Hz. Yunus (a.s.) otuz üç yıl kavmini Hakka davet etmiş, ama bir kişi dahi kendisine iman etmeyince kavmini terk ederek cezalandırmak istemişti. Çünkü bir peygamberin kavmini terk etmesi o kavme azap gelmesine sebeptir. Fakat bu terk ilahî izin gelmeden olduğundan, Hz. Yunus (a.s.) Allah tarafından musibete uğramıştır. Ülkesini terk etmek üzere bindiği gemi hareket etmeyince, o günün inancına göre gemide “Efendisinden kaçmış bir köle!” olduğu söylenerek, bu kölenin Hz. Yunus (a.s.) olduğu kanaatine varılmış ve gece vakti dalgalı denize atıldıktan sonra, gemi yoluna devam etmiş. Büyük bir balık Hz. Yunus (a.s.) yutmuş!

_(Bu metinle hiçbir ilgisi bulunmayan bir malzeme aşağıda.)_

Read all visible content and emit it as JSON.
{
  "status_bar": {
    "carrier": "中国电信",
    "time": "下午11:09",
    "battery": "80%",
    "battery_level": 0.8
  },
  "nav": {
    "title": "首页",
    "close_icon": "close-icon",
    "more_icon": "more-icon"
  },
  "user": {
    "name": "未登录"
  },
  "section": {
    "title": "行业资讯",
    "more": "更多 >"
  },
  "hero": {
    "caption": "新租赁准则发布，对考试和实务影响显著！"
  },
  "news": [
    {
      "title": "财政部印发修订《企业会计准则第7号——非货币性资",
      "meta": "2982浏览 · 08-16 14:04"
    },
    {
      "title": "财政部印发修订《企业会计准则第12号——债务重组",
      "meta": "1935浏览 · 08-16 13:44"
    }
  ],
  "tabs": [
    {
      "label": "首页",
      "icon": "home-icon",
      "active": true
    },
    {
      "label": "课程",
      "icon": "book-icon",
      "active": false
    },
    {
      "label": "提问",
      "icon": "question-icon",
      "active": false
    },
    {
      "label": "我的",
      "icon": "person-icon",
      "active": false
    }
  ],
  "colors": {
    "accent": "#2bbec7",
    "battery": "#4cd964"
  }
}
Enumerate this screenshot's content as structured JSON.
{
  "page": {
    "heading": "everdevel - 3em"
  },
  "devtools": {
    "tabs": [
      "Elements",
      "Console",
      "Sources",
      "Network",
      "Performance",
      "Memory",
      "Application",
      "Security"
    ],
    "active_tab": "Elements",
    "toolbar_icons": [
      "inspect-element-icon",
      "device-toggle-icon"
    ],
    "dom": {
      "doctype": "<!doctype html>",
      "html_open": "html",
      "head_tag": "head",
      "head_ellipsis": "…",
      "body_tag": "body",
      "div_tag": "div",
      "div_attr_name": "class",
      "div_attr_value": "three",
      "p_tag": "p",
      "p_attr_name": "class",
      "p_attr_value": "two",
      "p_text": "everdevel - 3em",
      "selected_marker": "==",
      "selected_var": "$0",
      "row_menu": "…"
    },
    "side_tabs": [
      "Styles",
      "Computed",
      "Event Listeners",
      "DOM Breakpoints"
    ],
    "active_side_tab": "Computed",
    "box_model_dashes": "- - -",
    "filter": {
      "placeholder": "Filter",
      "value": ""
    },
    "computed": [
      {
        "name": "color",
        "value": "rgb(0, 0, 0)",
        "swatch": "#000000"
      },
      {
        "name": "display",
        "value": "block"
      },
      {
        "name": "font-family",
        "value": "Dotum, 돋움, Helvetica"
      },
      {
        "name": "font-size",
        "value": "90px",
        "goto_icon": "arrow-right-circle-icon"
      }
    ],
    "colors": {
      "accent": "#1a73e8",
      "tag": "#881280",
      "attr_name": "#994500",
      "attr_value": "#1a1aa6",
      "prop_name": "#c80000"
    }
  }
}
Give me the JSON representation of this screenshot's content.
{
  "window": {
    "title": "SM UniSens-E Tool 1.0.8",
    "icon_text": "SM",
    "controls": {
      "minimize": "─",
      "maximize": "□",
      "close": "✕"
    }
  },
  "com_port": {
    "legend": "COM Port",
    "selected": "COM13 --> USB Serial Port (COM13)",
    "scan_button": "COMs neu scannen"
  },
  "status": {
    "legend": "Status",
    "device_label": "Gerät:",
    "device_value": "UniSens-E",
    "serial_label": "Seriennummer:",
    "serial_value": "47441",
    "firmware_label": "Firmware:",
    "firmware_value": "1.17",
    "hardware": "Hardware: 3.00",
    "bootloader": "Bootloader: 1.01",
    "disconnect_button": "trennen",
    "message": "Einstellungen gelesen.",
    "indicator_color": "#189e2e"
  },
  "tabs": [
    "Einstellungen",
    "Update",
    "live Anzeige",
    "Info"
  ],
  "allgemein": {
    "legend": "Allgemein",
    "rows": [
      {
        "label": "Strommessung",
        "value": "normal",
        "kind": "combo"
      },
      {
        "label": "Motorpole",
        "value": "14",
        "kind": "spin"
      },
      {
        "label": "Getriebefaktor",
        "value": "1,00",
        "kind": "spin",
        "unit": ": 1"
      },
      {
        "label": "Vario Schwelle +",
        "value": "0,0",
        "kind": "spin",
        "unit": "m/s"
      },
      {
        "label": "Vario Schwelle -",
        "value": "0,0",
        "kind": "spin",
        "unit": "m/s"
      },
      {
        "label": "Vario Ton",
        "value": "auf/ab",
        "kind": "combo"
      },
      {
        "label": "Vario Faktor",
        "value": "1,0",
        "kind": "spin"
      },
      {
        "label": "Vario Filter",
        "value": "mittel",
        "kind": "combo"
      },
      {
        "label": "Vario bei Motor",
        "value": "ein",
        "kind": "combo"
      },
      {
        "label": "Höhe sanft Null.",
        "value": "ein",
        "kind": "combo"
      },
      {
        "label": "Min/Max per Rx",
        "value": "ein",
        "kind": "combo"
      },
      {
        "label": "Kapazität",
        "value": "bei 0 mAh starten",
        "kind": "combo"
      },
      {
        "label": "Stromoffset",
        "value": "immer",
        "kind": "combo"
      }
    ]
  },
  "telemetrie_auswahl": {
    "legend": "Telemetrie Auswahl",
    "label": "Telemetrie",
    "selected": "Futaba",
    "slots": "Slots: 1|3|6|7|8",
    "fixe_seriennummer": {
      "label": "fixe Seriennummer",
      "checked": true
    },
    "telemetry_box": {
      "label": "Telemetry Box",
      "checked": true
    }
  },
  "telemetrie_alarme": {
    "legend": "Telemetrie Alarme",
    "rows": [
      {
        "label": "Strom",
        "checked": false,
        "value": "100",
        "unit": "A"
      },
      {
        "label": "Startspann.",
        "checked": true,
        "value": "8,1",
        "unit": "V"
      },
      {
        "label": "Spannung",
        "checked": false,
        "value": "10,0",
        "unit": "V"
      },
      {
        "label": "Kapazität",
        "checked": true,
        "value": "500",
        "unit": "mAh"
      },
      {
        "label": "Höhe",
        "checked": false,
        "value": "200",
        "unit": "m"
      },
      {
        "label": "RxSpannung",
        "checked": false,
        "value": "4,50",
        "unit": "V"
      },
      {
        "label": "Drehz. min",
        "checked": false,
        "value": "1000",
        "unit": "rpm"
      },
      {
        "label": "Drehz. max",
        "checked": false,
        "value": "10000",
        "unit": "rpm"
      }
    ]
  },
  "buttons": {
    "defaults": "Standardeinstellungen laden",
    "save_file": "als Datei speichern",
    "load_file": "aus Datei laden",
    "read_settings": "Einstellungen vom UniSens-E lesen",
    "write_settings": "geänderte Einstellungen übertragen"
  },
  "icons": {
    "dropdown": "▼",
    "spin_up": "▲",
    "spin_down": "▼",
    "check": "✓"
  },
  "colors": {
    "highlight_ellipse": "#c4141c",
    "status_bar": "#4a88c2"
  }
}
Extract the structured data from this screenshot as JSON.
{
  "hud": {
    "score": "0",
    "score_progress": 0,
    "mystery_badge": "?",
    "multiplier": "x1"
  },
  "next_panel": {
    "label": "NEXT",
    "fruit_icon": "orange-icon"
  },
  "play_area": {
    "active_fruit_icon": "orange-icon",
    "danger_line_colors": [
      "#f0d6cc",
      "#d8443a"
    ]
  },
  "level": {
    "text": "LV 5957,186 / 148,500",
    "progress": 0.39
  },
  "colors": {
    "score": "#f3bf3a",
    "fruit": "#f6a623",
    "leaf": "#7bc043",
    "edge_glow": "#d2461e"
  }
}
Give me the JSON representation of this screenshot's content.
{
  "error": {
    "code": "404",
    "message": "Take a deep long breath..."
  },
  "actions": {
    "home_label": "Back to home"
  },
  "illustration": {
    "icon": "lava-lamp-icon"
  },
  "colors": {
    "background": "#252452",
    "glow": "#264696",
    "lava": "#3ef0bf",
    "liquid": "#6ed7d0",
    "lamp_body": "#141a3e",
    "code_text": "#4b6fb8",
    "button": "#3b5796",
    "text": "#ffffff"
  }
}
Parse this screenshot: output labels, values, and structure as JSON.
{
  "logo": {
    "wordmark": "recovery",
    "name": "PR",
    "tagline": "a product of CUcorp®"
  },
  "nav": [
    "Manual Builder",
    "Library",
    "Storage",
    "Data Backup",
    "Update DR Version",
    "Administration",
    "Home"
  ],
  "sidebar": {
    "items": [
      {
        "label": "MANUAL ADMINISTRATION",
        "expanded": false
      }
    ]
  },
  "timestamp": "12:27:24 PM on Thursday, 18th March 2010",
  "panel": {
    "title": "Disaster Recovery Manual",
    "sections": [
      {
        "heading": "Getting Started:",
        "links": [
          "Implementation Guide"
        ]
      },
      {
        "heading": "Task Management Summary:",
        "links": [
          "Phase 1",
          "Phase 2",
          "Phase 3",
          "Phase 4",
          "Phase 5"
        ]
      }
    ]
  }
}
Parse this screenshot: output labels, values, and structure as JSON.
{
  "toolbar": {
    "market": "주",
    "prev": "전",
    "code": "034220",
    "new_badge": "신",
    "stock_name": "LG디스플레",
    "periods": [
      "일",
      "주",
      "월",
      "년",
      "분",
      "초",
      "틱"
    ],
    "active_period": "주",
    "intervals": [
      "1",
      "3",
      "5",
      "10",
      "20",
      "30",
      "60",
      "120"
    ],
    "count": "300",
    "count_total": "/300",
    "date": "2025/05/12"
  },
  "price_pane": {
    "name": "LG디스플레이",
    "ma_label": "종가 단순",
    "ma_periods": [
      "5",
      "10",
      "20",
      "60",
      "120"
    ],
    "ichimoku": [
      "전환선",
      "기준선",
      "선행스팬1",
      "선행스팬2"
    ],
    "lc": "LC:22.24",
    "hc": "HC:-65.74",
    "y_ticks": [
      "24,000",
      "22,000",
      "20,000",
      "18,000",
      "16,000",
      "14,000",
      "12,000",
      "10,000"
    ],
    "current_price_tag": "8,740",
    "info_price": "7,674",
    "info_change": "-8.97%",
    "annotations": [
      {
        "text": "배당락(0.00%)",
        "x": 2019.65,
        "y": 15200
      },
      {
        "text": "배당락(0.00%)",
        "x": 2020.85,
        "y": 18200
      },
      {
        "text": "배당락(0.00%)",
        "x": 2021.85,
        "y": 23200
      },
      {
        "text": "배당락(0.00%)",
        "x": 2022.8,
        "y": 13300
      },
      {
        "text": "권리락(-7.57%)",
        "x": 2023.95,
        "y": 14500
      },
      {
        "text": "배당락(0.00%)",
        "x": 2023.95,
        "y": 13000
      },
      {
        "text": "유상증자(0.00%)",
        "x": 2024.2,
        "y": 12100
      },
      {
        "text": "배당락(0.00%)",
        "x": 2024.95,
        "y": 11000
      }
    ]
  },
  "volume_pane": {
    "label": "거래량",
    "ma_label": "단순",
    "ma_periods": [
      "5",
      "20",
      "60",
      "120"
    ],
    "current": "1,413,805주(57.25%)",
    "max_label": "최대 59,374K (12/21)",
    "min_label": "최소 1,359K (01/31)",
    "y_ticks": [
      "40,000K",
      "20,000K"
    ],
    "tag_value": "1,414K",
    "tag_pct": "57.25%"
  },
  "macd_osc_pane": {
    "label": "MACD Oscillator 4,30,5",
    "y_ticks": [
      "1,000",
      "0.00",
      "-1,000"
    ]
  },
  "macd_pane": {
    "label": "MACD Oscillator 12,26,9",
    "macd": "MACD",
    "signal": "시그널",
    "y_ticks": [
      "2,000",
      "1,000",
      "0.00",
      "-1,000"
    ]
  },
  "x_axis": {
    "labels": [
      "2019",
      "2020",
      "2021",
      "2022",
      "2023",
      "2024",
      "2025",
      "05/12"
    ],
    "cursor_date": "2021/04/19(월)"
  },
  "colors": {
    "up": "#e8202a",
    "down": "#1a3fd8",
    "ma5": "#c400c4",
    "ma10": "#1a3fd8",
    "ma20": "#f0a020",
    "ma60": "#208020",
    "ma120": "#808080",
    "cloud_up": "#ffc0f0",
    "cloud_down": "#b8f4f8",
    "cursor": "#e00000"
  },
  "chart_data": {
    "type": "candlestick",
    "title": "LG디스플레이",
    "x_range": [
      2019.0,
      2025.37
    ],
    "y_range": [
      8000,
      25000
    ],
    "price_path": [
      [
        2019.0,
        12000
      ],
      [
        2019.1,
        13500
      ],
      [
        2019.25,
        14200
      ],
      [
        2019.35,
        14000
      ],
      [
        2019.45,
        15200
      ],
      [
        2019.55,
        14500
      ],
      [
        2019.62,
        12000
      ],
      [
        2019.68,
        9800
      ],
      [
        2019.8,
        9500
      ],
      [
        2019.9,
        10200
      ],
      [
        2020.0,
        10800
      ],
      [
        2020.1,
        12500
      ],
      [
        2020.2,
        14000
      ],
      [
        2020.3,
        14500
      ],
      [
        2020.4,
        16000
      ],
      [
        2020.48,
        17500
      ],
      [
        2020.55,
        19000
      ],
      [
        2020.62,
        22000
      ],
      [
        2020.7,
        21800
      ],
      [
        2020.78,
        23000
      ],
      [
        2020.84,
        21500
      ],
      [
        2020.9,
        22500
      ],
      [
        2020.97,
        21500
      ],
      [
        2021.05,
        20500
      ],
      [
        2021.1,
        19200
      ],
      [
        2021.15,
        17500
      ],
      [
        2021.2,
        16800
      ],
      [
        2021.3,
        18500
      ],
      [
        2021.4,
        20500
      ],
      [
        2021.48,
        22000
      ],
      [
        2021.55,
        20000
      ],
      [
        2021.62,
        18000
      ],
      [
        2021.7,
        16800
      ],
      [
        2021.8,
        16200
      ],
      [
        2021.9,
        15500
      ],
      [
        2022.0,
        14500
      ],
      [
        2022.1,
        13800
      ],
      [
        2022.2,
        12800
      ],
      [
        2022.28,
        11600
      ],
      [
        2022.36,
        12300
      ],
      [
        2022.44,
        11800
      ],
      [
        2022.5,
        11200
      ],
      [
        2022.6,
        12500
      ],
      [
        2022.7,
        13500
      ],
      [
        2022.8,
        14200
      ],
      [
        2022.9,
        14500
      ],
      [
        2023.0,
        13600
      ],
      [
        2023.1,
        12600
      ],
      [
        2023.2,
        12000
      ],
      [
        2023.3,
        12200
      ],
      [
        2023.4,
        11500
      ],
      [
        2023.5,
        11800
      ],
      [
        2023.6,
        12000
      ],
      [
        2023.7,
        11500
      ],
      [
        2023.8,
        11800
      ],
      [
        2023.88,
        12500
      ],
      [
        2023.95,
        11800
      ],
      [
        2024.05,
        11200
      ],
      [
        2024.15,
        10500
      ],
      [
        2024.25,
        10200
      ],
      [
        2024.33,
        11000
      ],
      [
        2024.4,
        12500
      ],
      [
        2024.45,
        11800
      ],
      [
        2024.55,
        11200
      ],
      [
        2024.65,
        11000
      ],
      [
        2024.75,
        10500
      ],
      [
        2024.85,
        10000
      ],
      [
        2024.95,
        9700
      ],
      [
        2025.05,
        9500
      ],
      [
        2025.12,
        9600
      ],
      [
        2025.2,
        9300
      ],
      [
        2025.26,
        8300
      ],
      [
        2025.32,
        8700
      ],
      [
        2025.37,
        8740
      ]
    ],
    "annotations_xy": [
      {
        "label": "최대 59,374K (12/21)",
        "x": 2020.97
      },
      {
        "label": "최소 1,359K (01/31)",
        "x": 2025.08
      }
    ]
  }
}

Gece, dalgalı deniz ve milyonlarca balıktan bir balık! Bütün bu sebepler kurtuluş esbabını tamamen ortadan kaldırmıştır. Hz. Yunus (a.s.) başına gelen bu musibetin hikmetini anlamış olduğundan ve bütün dünyanın kendisine yardım etmesi halinde bile kurtulmasının imkânsız olacağını idrak ettiğinden dolayı, tam bir teslimiyetle Rabbine yönelmiş, “Senden başka beni kurtaracak, bana yardım edecek, merhamet edecek, fayda verecek hiç kimse yoktur. Seni bütün noksanlıklardan tenzih ederim. Aslında bu başıma gelen, Senin takdirin ve kudretinledir. Ama suç benimdir, benim yüzümdendir. Çünkü ben nefsime zulmedenlerden oldum. Ben buna hak kazandım, kusur bendedir. Sen Sübhan’sın ya Rab!” demiştir.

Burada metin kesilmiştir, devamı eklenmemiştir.